Der Giftpilz ist ein Kinderbuch, das von Julius Streicher - dem Gründer und Herausgeber der stark antisemitischen Zeitung Der Stürmer - geschrieben wurde und erstmals 1938 in Deutschland erschien. Ästhetisch lehnte sich das Buch an den Kinderbuchstil der deutschen Märchen an und verband kurze, poetische Texte mit Bildern. Auf jeder Seite wurde ein anderes antisemitisches Stereotyp dargestellt, einschließlich des Aussehens, der religiösen Überzeugungen und des moralischen Charakters. Siehe "Page from the Antisemitic Children's Book The Poisonous Mushroom," United States Holocaust Memorial Museum, zugänglich am 23. Juni 2023, perspectives.ushmm.org/item/page-from-the-antisemitic-childrens-book-the-poisonous-mushroom.

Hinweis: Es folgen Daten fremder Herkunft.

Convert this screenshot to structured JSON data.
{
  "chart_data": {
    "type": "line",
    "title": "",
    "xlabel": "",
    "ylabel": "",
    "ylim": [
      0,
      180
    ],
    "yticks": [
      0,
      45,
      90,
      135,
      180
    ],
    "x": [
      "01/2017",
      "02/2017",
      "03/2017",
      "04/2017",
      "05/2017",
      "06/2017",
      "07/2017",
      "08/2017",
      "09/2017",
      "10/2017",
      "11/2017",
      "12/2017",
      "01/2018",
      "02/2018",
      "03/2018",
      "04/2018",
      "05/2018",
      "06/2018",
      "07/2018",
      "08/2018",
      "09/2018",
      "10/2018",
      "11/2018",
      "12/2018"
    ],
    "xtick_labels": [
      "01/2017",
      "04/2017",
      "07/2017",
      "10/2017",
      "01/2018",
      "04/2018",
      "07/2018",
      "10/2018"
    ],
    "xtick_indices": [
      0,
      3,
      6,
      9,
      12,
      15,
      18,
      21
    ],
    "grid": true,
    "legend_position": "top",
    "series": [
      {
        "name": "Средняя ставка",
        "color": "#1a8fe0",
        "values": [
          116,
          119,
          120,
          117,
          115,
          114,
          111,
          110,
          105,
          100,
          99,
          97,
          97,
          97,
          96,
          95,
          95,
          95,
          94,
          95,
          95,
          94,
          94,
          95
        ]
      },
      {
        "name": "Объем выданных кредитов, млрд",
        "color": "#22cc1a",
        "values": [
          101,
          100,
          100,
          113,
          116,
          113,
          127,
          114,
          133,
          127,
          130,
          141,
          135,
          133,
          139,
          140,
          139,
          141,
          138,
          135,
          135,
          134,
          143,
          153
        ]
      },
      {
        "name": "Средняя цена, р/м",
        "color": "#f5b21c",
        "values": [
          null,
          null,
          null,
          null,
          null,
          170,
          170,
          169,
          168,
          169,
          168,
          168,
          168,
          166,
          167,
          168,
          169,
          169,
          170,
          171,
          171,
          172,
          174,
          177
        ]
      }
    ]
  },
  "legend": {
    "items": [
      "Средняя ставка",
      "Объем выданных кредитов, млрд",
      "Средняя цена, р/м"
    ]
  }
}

Wie Friedmans Begriff des "grenzwertigen" Antisemitismus kann und sollte auch der zeitgenössische Missbrauch von Nazi- und Holocaust-Bildern als eine Form der antisemitischen Ermöglichung verstanden werden, um den Begriff der Historikerin Deborah Lipstadt zu verwenden. Definitionsgemäß sind "antisemitische Ermöglichungen" kulturelle Handlungen, die antisemitischen Hass in den Mainstream befördern. Bei den ersten handelt es sich um Ausdrücke, die nicht ideologisch verwurzelt sind, sondern "einem politischen Zweck dienen". Die zweiten sind in einer Ideologie verwurzelt, die zwar nichts mit den Juden zu tun hat, "aber dennoch Juden mit einbezieht". Siehe Deborah Lipstadt, Antisemitism Here and Now (New York, NY: Schocken Books, 2019), 44.

Jojo Rabbit (2019) directed by Taika Waititi starring Roman Griffin Davis, Thomasin McKenzie, Scarlett Johansson and Sam Rockwell. Comedy based on Christine Leunens Caging Skies novel about the Hitler Youth.